Claim against Measurement: Statistical Artefacts in Quantum Error Mitigation Benchmarks

QEM is widely regarded as a plausible bridge from NISQ devices to FTQC. Yet the empirical studies used to assess the effectiveness of QEM techniques on concrete problems have received comparatively little scrutiny with respect to the validity of their conclusions. We systematically review 81 recent QEM papers using an eight-criterion framework covering statistical rigour, reproducibility, and reporting quality. Among the applicable papers, only 15 (25%) use inferential methods, while 25 (42%) report uncertainty only descriptively, without testing whether the claimed effects are statistically supported. To demonstrate the consequences of these omissions, we use ZNE as a representative and widely used case study and identify two compounding sources of artefacts in current QEM benchmarks. First, we observe parameter sensitivity: in a 132-configuration sweep, implicitly assumed choices such as scale factors, extrapolation method, and hardware calibration are not merely incidental but active, with variations changing conclusions from statistically significant improvement to statistically significant degradation. Second, we identify a drift-induced effectiveness illusion: in a 72-hour longitudinal study on real hardware, temporal drift alone can make the same ZNE configuration exhibit an effect size more than three times as large, depending solely on when it is executed, and also drastically reduces the effective number of independent observations. These findings do not imply that QEM methods are intrinsically unsound; rather, they show that current evaluation practice can make mitigation performance appear more robust than the evidence warrants. We therefore propose minimum reporting standards for QEM evaluations, including explicit parameter documentation, robustness checks, longitudinal drift assessment, and inferential statistical testing with effect-size reporting.

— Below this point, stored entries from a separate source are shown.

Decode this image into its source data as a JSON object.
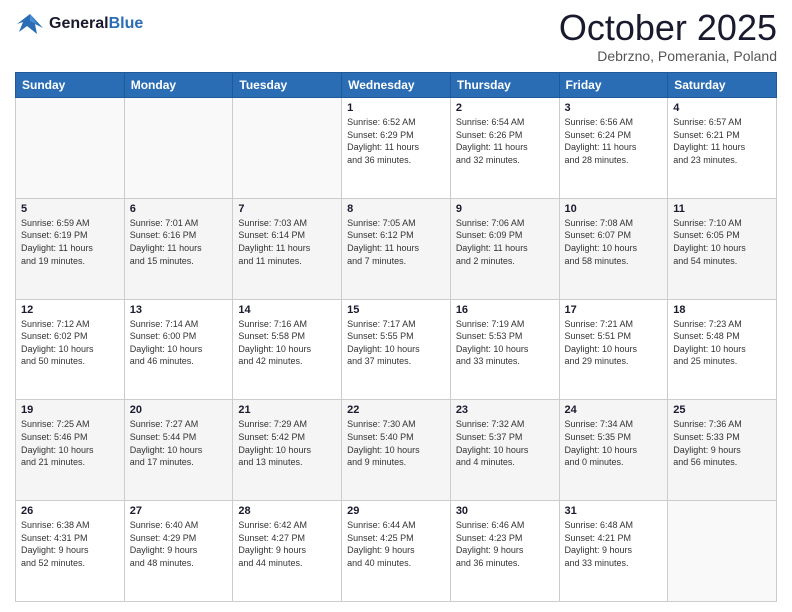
{
  "header": {
    "logo_line1": "General",
    "logo_line2": "Blue",
    "month": "October 2025",
    "location": "Debrzno, Pomerania, Poland"
  },
  "days_of_week": [
    "Sunday",
    "Monday",
    "Tuesday",
    "Wednesday",
    "Thursday",
    "Friday",
    "Saturday"
  ],
  "weeks": [
    [
      {
        "day": "",
        "info": ""
      },
      {
        "day": "",
        "info": ""
      },
      {
        "day": "",
        "info": ""
      },
      {
        "day": "1",
        "info": "Sunrise: 6:52 AM\nSunset: 6:29 PM\nDaylight: 11 hours\nand 36 minutes."
      },
      {
        "day": "2",
        "info": "Sunrise: 6:54 AM\nSunset: 6:26 PM\nDaylight: 11 hours\nand 32 minutes."
      },
      {
        "day": "3",
        "info": "Sunrise: 6:56 AM\nSunset: 6:24 PM\nDaylight: 11 hours\nand 28 minutes."
      },
      {
        "day": "4",
        "info": "Sunrise: 6:57 AM\nSunset: 6:21 PM\nDaylight: 11 hours\nand 23 minutes."
      }
    ],
    [
      {
        "day": "5",
        "info": "Sunrise: 6:59 AM\nSunset: 6:19 PM\nDaylight: 11 hours\nand 19 minutes."
      },
      {
        "day": "6",
        "info": "Sunrise: 7:01 AM\nSunset: 6:16 PM\nDaylight: 11 hours\nand 15 minutes."
      },
      {
        "day": "7",
        "info": "Sunrise: 7:03 AM\nSunset: 6:14 PM\nDaylight: 11 hours\nand 11 minutes."
      },
      {
        "day": "8",
        "info": "Sunrise: 7:05 AM\nSunset: 6:12 PM\nDaylight: 11 hours\nand 7 minutes."
      },
      {
        "day": "9",
        "info": "Sunrise: 7:06 AM\nSunset: 6:09 PM\nDaylight: 11 hours\nand 2 minutes."
      },
      {
        "day": "10",
        "info": "Sunrise: 7:08 AM\nSunset: 6:07 PM\nDaylight: 10 hours\nand 58 minutes."
      },
      {
        "day": "11",
        "info": "Sunrise: 7:10 AM\nSunset: 6:05 PM\nDaylight: 10 hours\nand 54 minutes."
      }
    ],
    [
      {
        "day": "12",
        "info": "Sunrise: 7:12 AM\nSunset: 6:02 PM\nDaylight: 10 hours\nand 50 minutes."
      },
      {
        "day": "13",
        "info": "Sunrise: 7:14 AM\nSunset: 6:00 PM\nDaylight: 10 hours\nand 46 minutes."
      },
      {
        "day": "14",
        "info": "Sunrise: 7:16 AM\nSunset: 5:58 PM\nDaylight: 10 hours\nand 42 minutes."
      },
      {
        "day": "15",
        "info": "Sunrise: 7:17 AM\nSunset: 5:55 PM\nDaylight: 10 hours\nand 37 minutes."
      },
      {
        "day": "16",
        "info": "Sunrise: 7:19 AM\nSunset: 5:53 PM\nDaylight: 10 hours\nand 33 minutes."
      },
      {
        "day": "17",
        "info": "Sunrise: 7:21 AM\nSunset: 5:51 PM\nDaylight: 10 hours\nand 29 minutes."
      },
      {
        "day": "18",
        "info": "Sunrise: 7:23 AM\nSunset: 5:48 PM\nDaylight: 10 hours\nand 25 minutes."
      }
    ],
    [
      {
        "day": "19",
        "info": "Sunrise: 7:25 AM\nSunset: 5:46 PM\nDaylight: 10 hours\nand 21 minutes."
      },
      {
        "day": "20",
        "info": "Sunrise: 7:27 AM\nSunset: 5:44 PM\nDaylight: 10 hours\nand 17 minutes."
      },
      {
        "day": "21",
        "info": "Sunrise: 7:29 AM\nSunset: 5:42 PM\nDaylight: 10 hours\nand 13 minutes."
      },
      {
        "day": "22",
        "info": "Sunrise: 7:30 AM\nSunset: 5:40 PM\nDaylight: 10 hours\nand 9 minutes."
      },
      {
        "day": "23",
        "info": "Sunrise: 7:32 AM\nSunset: 5:37 PM\nDaylight: 10 hours\nand 4 minutes."
      },
      {
        "day": "24",
        "info": "Sunrise: 7:34 AM\nSunset: 5:35 PM\nDaylight: 10 hours\nand 0 minutes."
      },
      {
        "day": "25",
        "info": "Sunrise: 7:36 AM\nSunset: 5:33 PM\nDaylight: 9 hours\nand 56 minutes."
      }
    ],
    [
      {
        "day": "26",
        "info": "Sunrise: 6:38 AM\nSunset: 4:31 PM\nDaylight: 9 hours\nand 52 minutes."
      },
      {
        "day": "27",
        "info": "Sunrise: 6:40 AM\nSunset: 4:29 PM\nDaylight: 9 hours\nand 48 minutes."
      },
      {
        "day": "28",
        "info": "Sunrise: 6:42 AM\nSunset: 4:27 PM\nDaylight: 9 hours\nand 44 minutes."
      },
      {
        "day": "29",
        "info": "Sunrise: 6:44 AM\nSunset: 4:25 PM\nDaylight: 9 hours\nand 40 minutes."
      },
      {
        "day": "30",
        "info": "Sunrise: 6:46 AM\nSunset: 4:23 PM\nDaylight: 9 hours\nand 36 minutes."
      },
      {
        "day": "31",
        "info": "Sunrise: 6:48 AM\nSunset: 4:21 PM\nDaylight: 9 hours\nand 33 minutes."
      },
      {
        "day": "",
        "info": ""
      }
    ]
  ]
}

翻译：量子错误缓解（QEM）被普遍视为从含噪中等规模量子（NISQ）设备迈向容错量子计算（FTQC）的重要桥梁。然而，用于评估QEM技术在具体问题上有效性的实证研究，其结论的有效性却鲜少受到严格审视。我们采用一个涵盖统计严谨性、可复现性及报告质量的八项标准框架，系统性地审查了81篇近期QEM论文。在适用论文中，仅15篇（25%）采用了推断性统计方法，而25篇（42%）仅对不确定性进行了描述性报告，未检验所声称的效果是否具有统计支持。为揭示上述缺失的后果，我们以零噪声外推（ZNE）这一代表性且广泛使用的技术作为案例研究，识别出当前QEM基准测试中两类相互叠加的假象来源。首先，我们观察到参数敏感性：在覆盖132种配置的扫描实验中，诸如缩放因子、外推方法及硬件校准等隐含选择的参数并非无关紧要，其变化会彻底改变结论——从具有统计显著性的改善转变为具有统计显著性的性能退化。其次，我们发现了漂移诱导的有效性假象：在真实硬件上进行的72小时纵向研究表明，单独的时间漂移即可使相同ZNE配置的效果量（效应大小）变化超过三倍，此结果完全取决于执行时间，同时还会大幅减少有效独立观测样本数量。这些发现并非暗示QEM方法本质上有缺陷，而是表明当前的评估实践可能使缓解性能显得比证据所支持的更为可靠。为此，我们提出QEM评估的最低报告标准，包括参数文档的明确记录、稳健性检验、纵向漂移评估，以及附带效应量报告的推断性统计检验。